Antiphospholipid syndrome

Antiphospholipid syndrome is an autoimmune disease characterized by episodes of arterial thrombosis and / or venous thromboembolism.

A characteristic feature of the disease are obstetric problems appearing in the disease process, e.g. habitual miscarriages before the 10th week of pregnancy, as well as the occurrence of anti-cardiolipin antibodies in the IgG or IgM class, the presence of which at a moderate or high level is found 2 times within 6 weeks.

In addition, the lupus anticoagulant appears in the antiphospholipid syndrome, which is confirmed by at least two tests during 6 weeks.

Psychiatric disorders in the antiphospholipid syndrome may result either from circulatory disorders and blood clots, which worsens the blood supply to the brain tissue, or be a consequence of antiphospholipid antibodies circulating in the body.

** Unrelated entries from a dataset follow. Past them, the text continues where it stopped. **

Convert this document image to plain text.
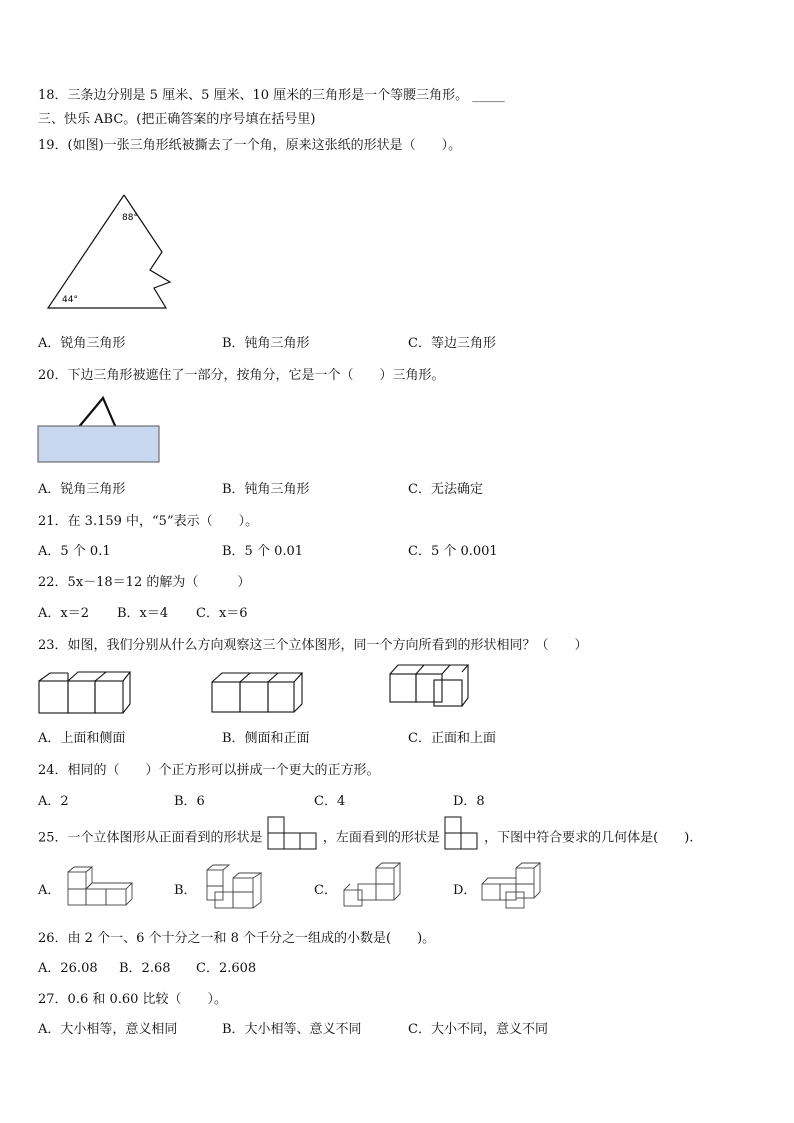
18．三条边分别是 5 厘米、5 厘米、10 厘米的三角形是一个等腰三角形。 _____
三、快乐 ABC。(把正确答案的序号填在括号里)
19．(如图)一张三角形纸被撕去了一个角，原来这张纸的形状是（　　）。
88°
44°
A．锐角三角形	B．钝角三角形	C．等边三角形
20．下边三角形被遮住了一部分，按角分，它是一个（　　）三角形。
A．锐角三角形	B．钝角三角形	C．无法确定
21．在 3.159 中，“5”表示（　　）。
A．5 个 0.1	B．5 个 0.01	C．5 个 0.001
22．5x－18＝12 的解为（　　　）
A．x＝2 B．x＝4 C．x＝6
23．如图，我们分别从什么方向观察这三个立体图形，同一个方向所看到的形状相同？（　　）
A．上面和侧面	B．侧面和正面	C．正面和上面
24．相同的（　　）个正方形可以拼成一个更大的正方形。
A．2	B．6	C．4	D．8
25．一个立体图形从正面看到的形状是	，左面看到的形状是	，下图中符合要求的几何体是(　　).
A．	B．	C．	D．
26．由 2 个一、6 个十分之一和 8 个千分之一组成的小数是(　　)。
A．26.08 B．2.68 C．2.608
27．0.6 和 0.60 比较（　　）。
A．大小相等，意义相同	B．大小相等、意义不同	C．大小不同，意义不同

Methods of treating mental disorders in connective tissue diseases

The treatment method is different depending on what causes mental disorders in connective tissue diseases. If the cause is due to the medications being used, the doctor may try to change them to other medications that will not adversely affect the patient's nervous system. However, this is not always possible.

When disorders appear as a natural consequence of the disease, the improvement of the patient's mental state is possible, for example, when appropriate treatment is applied and the patient is in remission.

When a sick person's poor mental state is only a consequence of the awareness of their own disability, which is related to the disease, and the inability to return to the old way of life, then psychotherapy will be the most helpful.

It is sometimes difficult to separate mental disorders caused by illness from those caused by drugs. This is especially complex in systemic lupus erythematosus, however, a good physician should detect changes in a patient's behavior after administration of specific medications. He should also analyze to what extent they influence his mood or different behavior.

One clue is that if psychosis appears at the very first symptoms of SLE and is accompanied by the presence of antibodies againstthe ribosomal protein P, the source here will be the disease itself. However, when the patient received the drug and mental disorders appeared or worsened only after pharmacotherapy, they should be combined with drugs and, if possible, try to change them to other drugs.

The positive thing is that the treatment of connective tissue diseases usually consists of many therapeutic aspects, which additionally has a positive effect on the patient's psyche. For example, in rheumatoid arthritis, treatment includes both drug and physical therapy, rehabilitation treatment, and psychotherapy.